During the Vienna period, the stigmatic phenomena became particularly pronounced. Marks appeared on Eleonore’s skin that resembled not only bites and scratches but also what appeared to be letters and words. Some observers claimed to read Romanian words in the welts—crude phrases that seemed to come from the entity itself, as if Dracu were using Eleonore’s body as a writing surface to communicate its malice. These stigmatic marks appeared under conditions of close observation, with Eleonore’s hands restrained or clearly visible, making self-infliction extraordinarily difficult to explain.
Harry Price and the London Investigation
The case reached its most famous chapter in 1926 when it came to the attention of Harry Price, the celebrated British psychical researcher and ghost hunter.

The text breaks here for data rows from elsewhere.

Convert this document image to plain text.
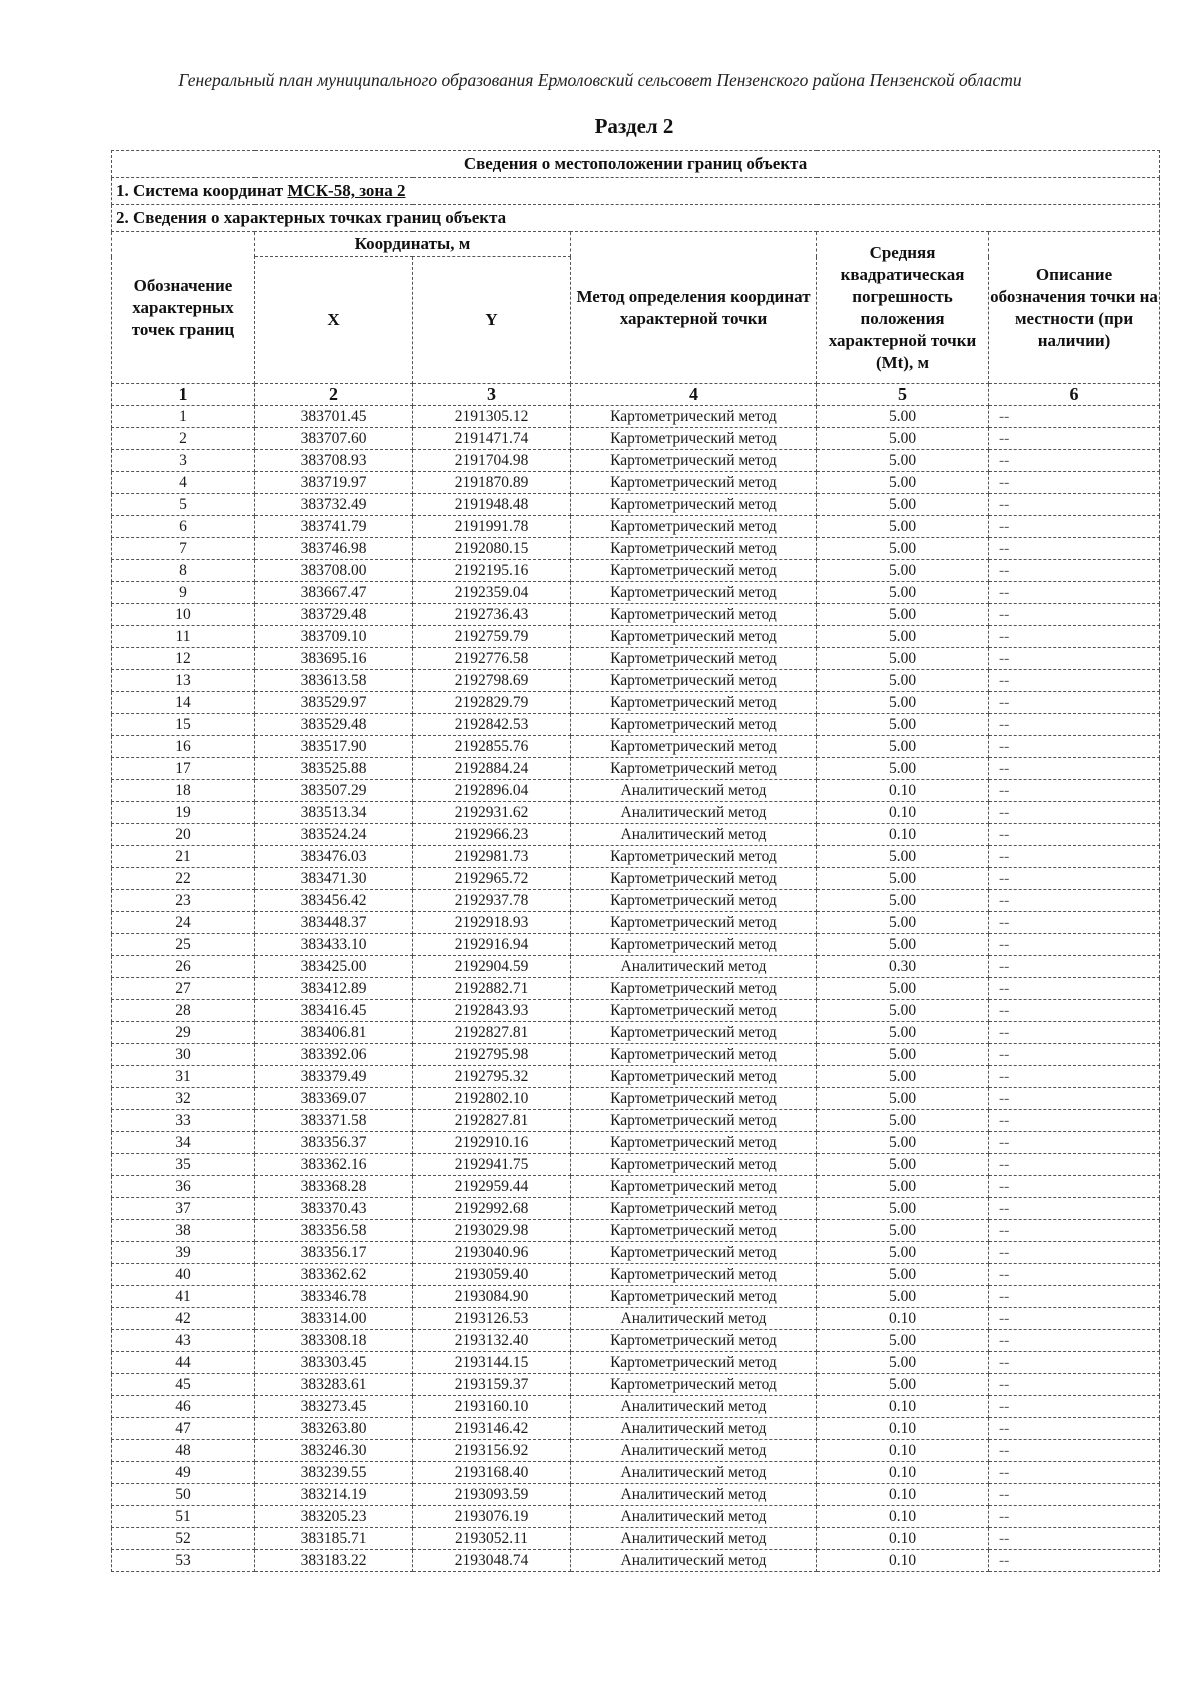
Генеральный план муниципального образования Ермоловский сельсовет Пензенского района Пензенской области
Раздел 2
Сведения о местоположении границ объекта					
1. Система координат МСК-58, зона 2					
2. Сведения о характерных точках границ объекта					
Обозначение характерных точек границ	Координаты, м		Метод определения координат характерной точки	Средняя квадратическая погрешность положения характерной точки (Mt), м	Описание обозначения точки на местности (при наличии)
	X	Y			
1	2	3	4	5	6
1	383701.45	2191305.12	Картометрический метод	5.00	--
2	383707.60	2191471.74	Картометрический метод	5.00	--
3	383708.93	2191704.98	Картометрический метод	5.00	--
4	383719.97	2191870.89	Картометрический метод	5.00	--
5	383732.49	2191948.48	Картометрический метод	5.00	--
6	383741.79	2191991.78	Картометрический метод	5.00	--
7	383746.98	2192080.15	Картометрический метод	5.00	--
8	383708.00	2192195.16	Картометрический метод	5.00	--
9	383667.47	2192359.04	Картометрический метод	5.00	--
10	383729.48	2192736.43	Картометрический метод	5.00	--
11	383709.10	2192759.79	Картометрический метод	5.00	--
12	383695.16	2192776.58	Картометрический метод	5.00	--
13	383613.58	2192798.69	Картометрический метод	5.00	--
14	383529.97	2192829.79	Картометрический метод	5.00	--
15	383529.48	2192842.53	Картометрический метод	5.00	--
16	383517.90	2192855.76	Картометрический метод	5.00	--
17	383525.88	2192884.24	Картометрический метод	5.00	--
18	383507.29	2192896.04	Аналитический метод	0.10	--
19	383513.34	2192931.62	Аналитический метод	0.10	--
20	383524.24	2192966.23	Аналитический метод	0.10	--
21	383476.03	2192981.73	Картометрический метод	5.00	--
22	383471.30	2192965.72	Картометрический метод	5.00	--
23	383456.42	2192937.78	Картометрический метод	5.00	--
24	383448.37	2192918.93	Картометрический метод	5.00	--
25	383433.10	2192916.94	Картометрический метод	5.00	--
26	383425.00	2192904.59	Аналитический метод	0.30	--
27	383412.89	2192882.71	Картометрический метод	5.00	--
28	383416.45	2192843.93	Картометрический метод	5.00	--
29	383406.81	2192827.81	Картометрический метод	5.00	--
30	383392.06	2192795.98	Картометрический метод	5.00	--
31	383379.49	2192795.32	Картометрический метод	5.00	--
32	383369.07	2192802.10	Картометрический метод	5.00	--
33	383371.58	2192827.81	Картометрический метод	5.00	--
34	383356.37	2192910.16	Картометрический метод	5.00	--
35	383362.16	2192941.75	Картометрический метод	5.00	--
36	383368.28	2192959.44	Картометрический метод	5.00	--
37	383370.43	2192992.68	Картометрический метод	5.00	--
38	383356.58	2193029.98	Картометрический метод	5.00	--
39	383356.17	2193040.96	Картометрический метод	5.00	--
40	383362.62	2193059.40	Картометрический метод	5.00	--
41	383346.78	2193084.90	Картометрический метод	5.00	--
42	383314.00	2193126.53	Аналитический метод	0.10	--
43	383308.18	2193132.40	Картометрический метод	5.00	--
44	383303.45	2193144.15	Картометрический метод	5.00	--
45	383283.61	2193159.37	Картометрический метод	5.00	--
46	383273.45	2193160.10	Аналитический метод	0.10	--
47	383263.80	2193146.42	Аналитический метод	0.10	--
48	383246.30	2193156.92	Аналитический метод	0.10	--
49	383239.55	2193168.40	Аналитический метод	0.10	--
50	383214.19	2193093.59	Аналитический метод	0.10	--
51	383205.23	2193076.19	Аналитический метод	0.10	--
52	383185.71	2193052.11	Аналитический метод	0.10	--
53	383183.22	2193048.74	Аналитический метод	0.10	--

Price was a controversial figure—his critics accused him of sensationalism and self-promotion—but he was also a meticulous investigator who had spent decades studying alleged paranormal phenomena and exposing frauds. He had debunked numerous mediums and haunting claims, and he approached Eleonore’s case with characteristic skepticism.
The Countess brought Eleonore to London at Price’s invitation, and the girl was installed at the National Laboratory of Psychical Research, Price’s facility on Queensberry Place in South Kensington. Here, for the first time, the phenomena would be observed under something approaching laboratory conditions. Price assembled a team of observers, including physicians, journalists, and fellow researchers, and established protocols designed to eliminate the possibility of fraud.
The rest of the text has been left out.